Brief Review — Phonocardiogram Classification Using 1-Dimensional Inception Time Convolutional Neural Networks
InceptionTime on PCG
Phonocardiogram Classification Using 1-Dimensional Inception Time Convolutional Neural Networks
InceptionTime on PCG, by Simula Research Laboratory, Kenyatta University, Medsensio AS, The Arctic University of Norway, and Akershus University Hospital
2022 CinC (Sik-Ho Tsang @ Medium)Phonocardiogram (PCG) / Heart Sound Classification
2016 … 2024 [MWRS-BFSC + CNN2D] [ML & DL Model Study on HSS] [Audio Data Analysis Tool]
Summary: My Healthcare and Medical Related Paper Readings and Tutorials
==== My Other Paper Readings Are Also Over Here ====
- InceptionTime is proposed to be used on PCG data for George B. Moody PhysioNet Challenge 2022.

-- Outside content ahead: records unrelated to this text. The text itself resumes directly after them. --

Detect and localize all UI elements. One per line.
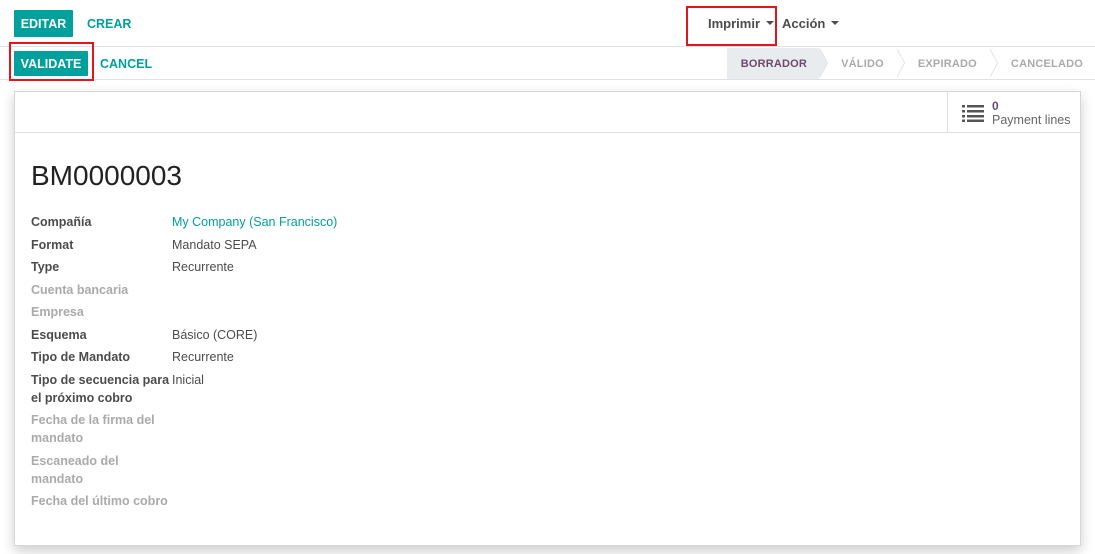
payment-lines-button[interactable]: 0 Payment lines [947, 92, 1080, 133]
field-label: Tipo de secuencia para el próximo cobro [31, 372, 170, 405]
list-icon [962, 104, 984, 122]
field-row: Format Mandato SEPA [31, 236, 431, 254]
action-label: Acción [782, 16, 826, 31]
field-row: Compañía My Company (San Francisco) [31, 213, 431, 231]
field-row: Empresa [31, 303, 431, 321]
field-row: Tipo de secuencia para el próximo cobro I… [31, 371, 431, 407]
validate-button[interactable]: VALIDATE [14, 51, 88, 76]
field-row: Tipo de Mandato Recurrente [31, 348, 431, 366]
status-step-expirado[interactable]: EXPIRADO [896, 48, 998, 79]
caret-down-icon [766, 21, 775, 25]
field-row: Fecha de la firma del mandato [31, 411, 431, 447]
field-label: Compañía [31, 215, 92, 229]
cancel-button[interactable]: CANCEL [100, 57, 152, 71]
field-label: Escaneado del mandato [31, 453, 119, 486]
print-dropdown[interactable]: Imprimir [708, 16, 775, 31]
field-value: Básico (CORE) [172, 327, 258, 342]
field-label: Fecha de la firma del mandato [31, 413, 155, 445]
field-label: Fecha del último cobro [31, 494, 168, 508]
field-value: Recurrente [172, 350, 234, 364]
create-button[interactable]: CREAR [87, 17, 131, 31]
status-step-borrador[interactable]: BORRADOR [726, 48, 829, 79]
edit-button[interactable]: EDITAR [14, 10, 73, 37]
print-label: Imprimir [708, 16, 761, 31]
field-label: Tipo de Mandato [31, 350, 131, 364]
payment-lines-count: 0 [992, 98, 999, 113]
button-box: 0 Payment lines [15, 92, 1080, 133]
field-list: Compañía My Company (San Francisco) Format… [31, 213, 431, 515]
record-title: BM0000003 [31, 160, 183, 191]
caret-down-icon [831, 21, 840, 25]
action-dropdown[interactable]: Acción [782, 16, 840, 31]
field-value: Inicial [172, 372, 204, 387]
field-row: Escaneado del mandato [31, 452, 431, 488]
form-sheet: 0 Payment lines BM0000003 Compañía My Com… [14, 91, 1081, 546]
field-label: Cuenta bancaria [31, 282, 129, 297]
field-label: Esquema [31, 327, 87, 342]
field-value: Recurrente [172, 260, 234, 274]
field-value-link[interactable]: My Company (San Francisco) [172, 213, 337, 231]
status-step-válido[interactable]: VÁLIDO [819, 48, 905, 79]
field-row: Esquema Básico (CORE) [31, 326, 431, 344]
status-step-cancelado[interactable]: CANCELADO [989, 48, 1095, 79]
statusbar: BORRADOR VÁLIDO EXPIRADO CANCELADO [726, 48, 1095, 79]
field-label: Empresa [31, 305, 84, 319]
field-row: Fecha del último cobro [31, 492, 431, 510]
form-header: VALIDATE CANCEL BORRADOR VÁLIDO EXPIRADO CA… [0, 48, 1095, 80]
control-panel-top: EDITAR CREAR Imprimir Acción [0, 0, 1095, 47]
payment-lines-label: Payment lines [992, 112, 1071, 127]
field-label: Type [31, 260, 60, 274]
field-label: Format [31, 237, 74, 252]
field-row: Cuenta bancaria [31, 281, 431, 299]
field-value: Mandato SEPA [172, 237, 257, 252]
field-row: Type Recurrente [31, 258, 431, 276]
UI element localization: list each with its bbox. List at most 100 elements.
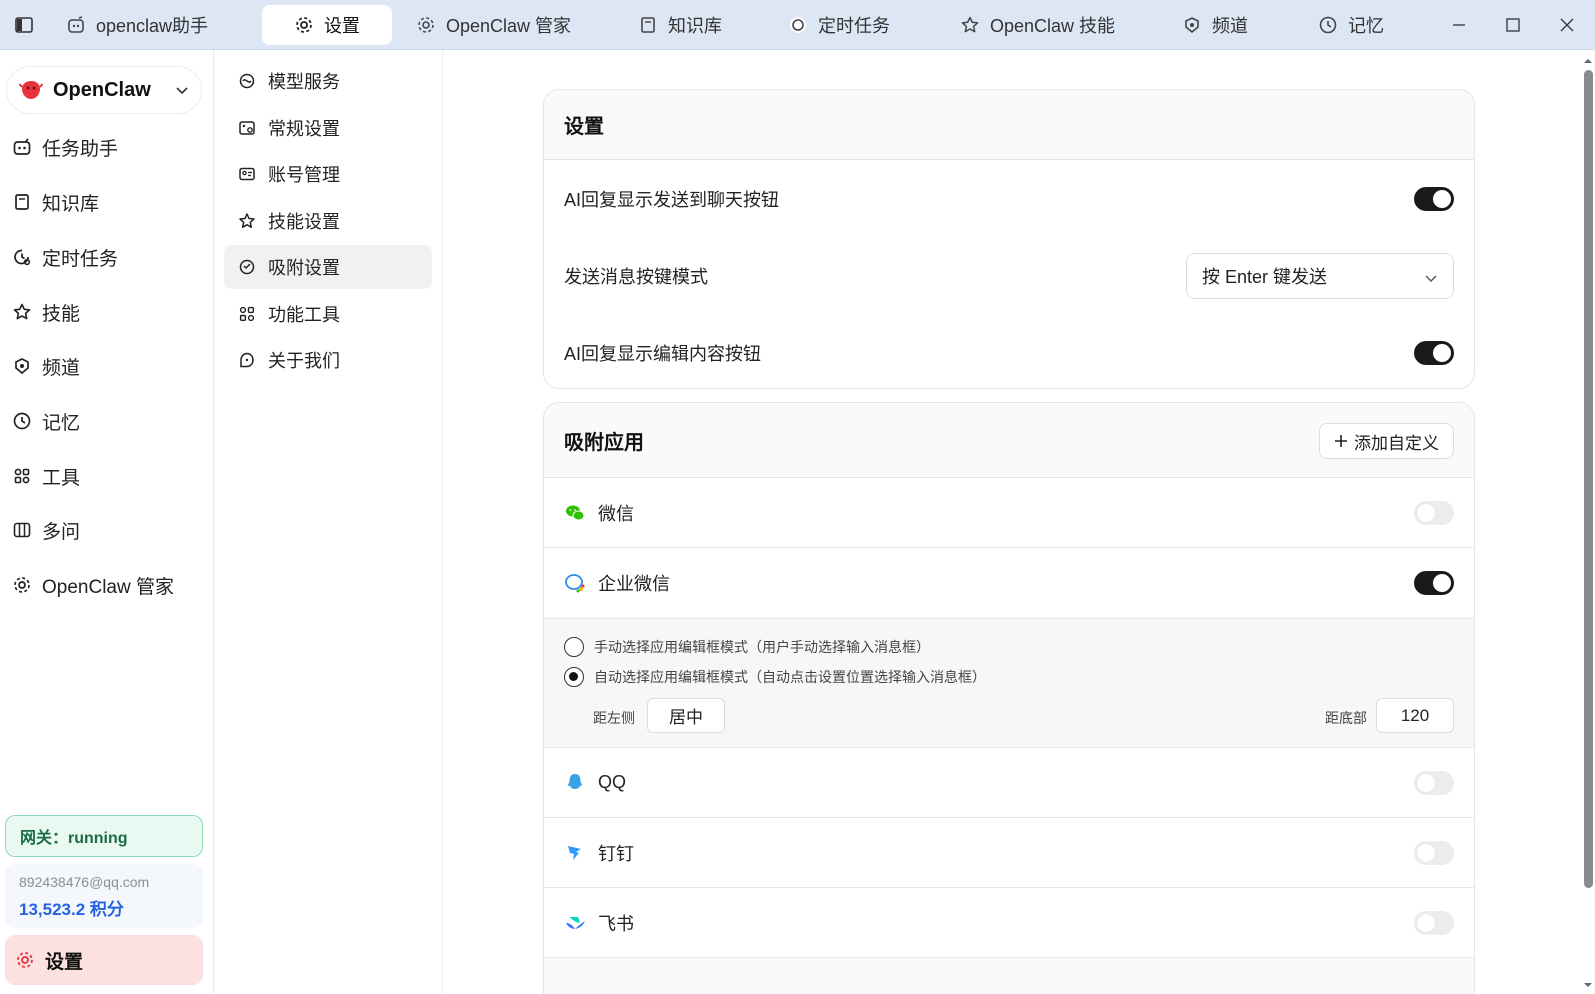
app-row-qq: QQ — [544, 748, 1474, 818]
send-key-mode-select[interactable]: 按 Enter 键发送 — [1186, 252, 1454, 299]
mode-option-label: 手动选择应用编辑框模式（用户手动选择输入消息框） — [594, 639, 930, 655]
gear-icon — [296, 17, 312, 33]
sidebar-item-task-assistant[interactable]: 任务助手 — [12, 129, 118, 165]
account-email: 892438476@qq.com — [19, 874, 150, 890]
qq-toggle[interactable] — [1414, 771, 1454, 795]
mode-auto-radio[interactable] — [564, 667, 584, 687]
mode-manual-radio[interactable] — [564, 637, 584, 657]
sidebar-item-knowledge-base[interactable]: 知识库 — [12, 184, 99, 220]
submenu-item-function-tools[interactable]: 功能工具 — [224, 292, 432, 336]
position-settings: 距左侧 居中 距底部 120 — [593, 698, 1454, 734]
account-points: 13,523.2 积分 — [19, 900, 124, 919]
settings-card-title: 设置 — [544, 90, 1474, 160]
app-name: 企业微信 — [598, 574, 670, 594]
close-button[interactable] — [1552, 10, 1582, 40]
gear-icon — [418, 17, 434, 33]
tab-memory[interactable]: 记忆 — [1306, 5, 1396, 45]
sidebar-item-tools[interactable]: 工具 — [12, 458, 80, 494]
settings-card: 设置 AI回复显示发送到聊天按钮 发送消息按键模式 按 Enter 键发送 AI… — [543, 89, 1475, 389]
app-name: 钉钉 — [598, 843, 634, 864]
setting-label: AI回复显示发送到聊天按钮 — [564, 189, 780, 210]
feishu-toggle[interactable] — [1414, 911, 1454, 935]
scroll-up-icon[interactable] — [1583, 56, 1593, 66]
sidebar: OpenClaw 任务助手 知识库 定时任务 技能 频道 记忆 工具 多问 Op… — [0, 50, 214, 994]
sidebar-item-memory[interactable]: 记忆 — [12, 403, 80, 439]
setting-label: 发送消息按键模式 — [564, 266, 708, 287]
sidebar-item-label: 知识库 — [42, 193, 100, 215]
channel-icon — [1185, 17, 1199, 34]
tab-channel[interactable]: 频道 — [1170, 5, 1260, 45]
workspace-switcher[interactable]: OpenClaw — [6, 66, 202, 114]
maximize-icon — [1506, 18, 1520, 32]
sidebar-item-label: OpenClaw 管家 — [42, 576, 174, 598]
submenu-item-skill-settings[interactable]: 技能设置 — [224, 199, 432, 243]
submenu-item-attach-settings[interactable]: 吸附设置 — [224, 245, 432, 289]
star-icon — [239, 213, 255, 228]
sidebar-item-channel[interactable]: 频道 — [12, 348, 80, 384]
tab-openclaw-skills[interactable]: OpenClaw 技能 — [948, 5, 1127, 45]
tab-knowledge-base[interactable]: 知识库 — [626, 5, 734, 45]
star-icon — [13, 303, 31, 320]
openclaw-logo-icon — [19, 81, 43, 99]
sidebar-settings-button[interactable]: 设置 — [5, 935, 203, 985]
left-distance-label: 距左侧 — [593, 710, 635, 726]
mode-option-manual[interactable]: 手动选择应用编辑框模式（用户手动选择输入消息框） — [564, 632, 1454, 662]
add-custom-button[interactable]: 添加自定义 — [1319, 423, 1454, 459]
sidebar-item-label: 技能 — [42, 303, 81, 325]
minimize-button[interactable] — [1444, 10, 1474, 40]
send-to-chat-toggle[interactable] — [1414, 186, 1454, 211]
wechat-toggle[interactable] — [1414, 501, 1454, 525]
setting-label: AI回复显示编辑内容按钮 — [564, 343, 762, 364]
tab-openclaw-manager[interactable]: OpenClaw 管家 — [404, 5, 583, 45]
app-name: 飞书 — [598, 913, 634, 934]
dingtalk-icon — [568, 845, 581, 860]
tab-scheduled-tasks[interactable]: 定时任务 — [776, 5, 902, 45]
edit-content-toggle[interactable] — [1414, 340, 1454, 365]
dingtalk-toggle[interactable] — [1414, 841, 1454, 865]
submenu-item-about-us[interactable]: 关于我们 — [224, 338, 432, 382]
account-card[interactable]: 892438476@qq.com 13,523.2 积分 — [5, 864, 203, 928]
gear-icon — [17, 952, 33, 968]
image-settings-icon — [239, 121, 255, 135]
left-distance-input[interactable]: 居中 — [647, 698, 725, 733]
main-scrollbar[interactable] — [1581, 50, 1595, 994]
mode-option-label: 自动选择应用编辑框模式（自动点击设置位置选择输入消息框） — [594, 669, 986, 685]
main-content: 设置 AI回复显示发送到聊天按钮 发送消息按键模式 按 Enter 键发送 AI… — [443, 50, 1595, 994]
sidebar-item-label: 工具 — [42, 467, 81, 489]
mode-option-auto[interactable]: 自动选择应用编辑框模式（自动点击设置位置选择输入消息框） — [564, 662, 1454, 692]
minimize-icon — [1453, 24, 1465, 26]
id-card-icon — [239, 167, 255, 181]
tab-label: 定时任务 — [818, 16, 890, 36]
star-icon — [961, 16, 979, 33]
sidebar-item-label: 定时任务 — [42, 248, 119, 270]
tab-label: OpenClaw 管家 — [446, 16, 572, 36]
scroll-down-icon[interactable] — [1583, 980, 1593, 990]
tab-settings[interactable]: 设置 — [262, 5, 392, 45]
history-icon — [1319, 16, 1337, 34]
sidebar-item-label: 频道 — [42, 357, 81, 379]
tab-label: 频道 — [1212, 16, 1248, 36]
submenu-item-account-management[interactable]: 账号管理 — [224, 152, 432, 196]
tab-label: OpenClaw 技能 — [990, 16, 1116, 36]
settings-label: 设置 — [45, 951, 84, 973]
columns-icon — [13, 522, 31, 538]
app-name: QQ — [598, 772, 627, 792]
sidebar-item-openclaw-manager[interactable]: OpenClaw 管家 — [12, 567, 174, 603]
sidebar-item-skills[interactable]: 技能 — [12, 294, 80, 330]
model-icon — [239, 73, 255, 89]
submenu-item-label: 功能工具 — [268, 305, 340, 325]
tab-openclaw-assistant[interactable]: openclaw助手 — [54, 5, 220, 45]
wecom-icon — [565, 574, 585, 593]
bottom-distance-input[interactable]: 120 — [1376, 698, 1454, 733]
submenu-item-general-settings[interactable]: 常规设置 — [224, 106, 432, 150]
maximize-button[interactable] — [1498, 10, 1528, 40]
brand-name: OpenClaw — [53, 78, 151, 101]
sidebar-toggle-icon[interactable] — [14, 15, 34, 35]
channel-icon — [15, 358, 29, 375]
submenu-item-model-service[interactable]: 模型服务 — [224, 59, 432, 103]
tab-label: openclaw助手 — [96, 16, 209, 36]
scroll-thumb[interactable] — [1584, 70, 1593, 888]
sidebar-item-scheduled-tasks[interactable]: 定时任务 — [12, 239, 118, 275]
sidebar-item-multi-ask[interactable]: 多问 — [12, 512, 80, 548]
wecom-toggle[interactable] — [1414, 571, 1454, 595]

- Two 1-dimensional convolutional neural networks (CNN) are developed on a PCG data set from a pediatric population of 1568 individuals.
- One model predicted murmurs, while the other model predicted clinical outcomes.
- (Authors’ GitHub, https://github.com/Bsingstad/Heart-murmur-detection-2022-Simulab: I have played around the GitHub and it is still workable.)
Outline
- InceptionTime on PCG
- Results
1. InceptionTime on PCG
1.1. Data
The data set used in this work consists of 5272 PCGs from a pediatric population of 1568 individuals (CirCor).
- 3163 PCGs from 942 individuals were used for training. The remaining 2109 PCGs from 149 and 477 patients, which are private.
1.2. Preprocessing
The signal is of 4000Hz and it is downsampled to 100Hz. Signal length has 6451 samples, if it is shorter, zero-padded.
1.3. Label Processing
The data set was relabeled from patient-wise labeling to recording-wise labeling, as above.
1.4. 1D CNN With Inception Time Models
Both models were 1 dimensional CNNs with an Inception Time architecture [13].
- The murmur classifier was trained using weighted categorical cross entropy, while the clinical outcome classifier was trained using weighted binary cross entropy.
- The murmur classifier was trained for 30 epochs while the clinical outcome classifier was trained for 20 epochs.
- Both models were trained using a batch size of 20.
1.5. Post-Processing
The recording-wise predictions from the model were finally converted back to patient-wise predictions. The murmur conversion is shown in Algorithm 2 and the clinical outcome conversion is shown in Algorithm 3, as above.
2. Results
2.1. Performance
- The ranking on the murmur task was determined by the weighted accuracy score. The clinical outcome task on the other hand, used clinical cost score.
The authors’ team, Simulab, trained a clinical outcome classifier that achieved a challenge cost score of 12419 (ranked 14th out of 39 teams) and the murmur classifier achieved a weighted accuracy of 0.593 (ranked 30th out of 40 teams) on the test set.
2.2. Discussions
- Since each team got 10 attempts to test their algorithm on the validation set, there can be indirect overfitting.
- Pre-training models were also tested using the 2016 PhysioNet Challenge data set [14, 15]. Different approaches on training the pre-trained models were explored. However, there were no significant improvements during CV on the public training set and the performance on the validation set was actually lower compared to no pretraining.
- Both murmur and the clinical outcome classifiers were trained using single PCG recordings, and the auscultation location was not taken into consideration.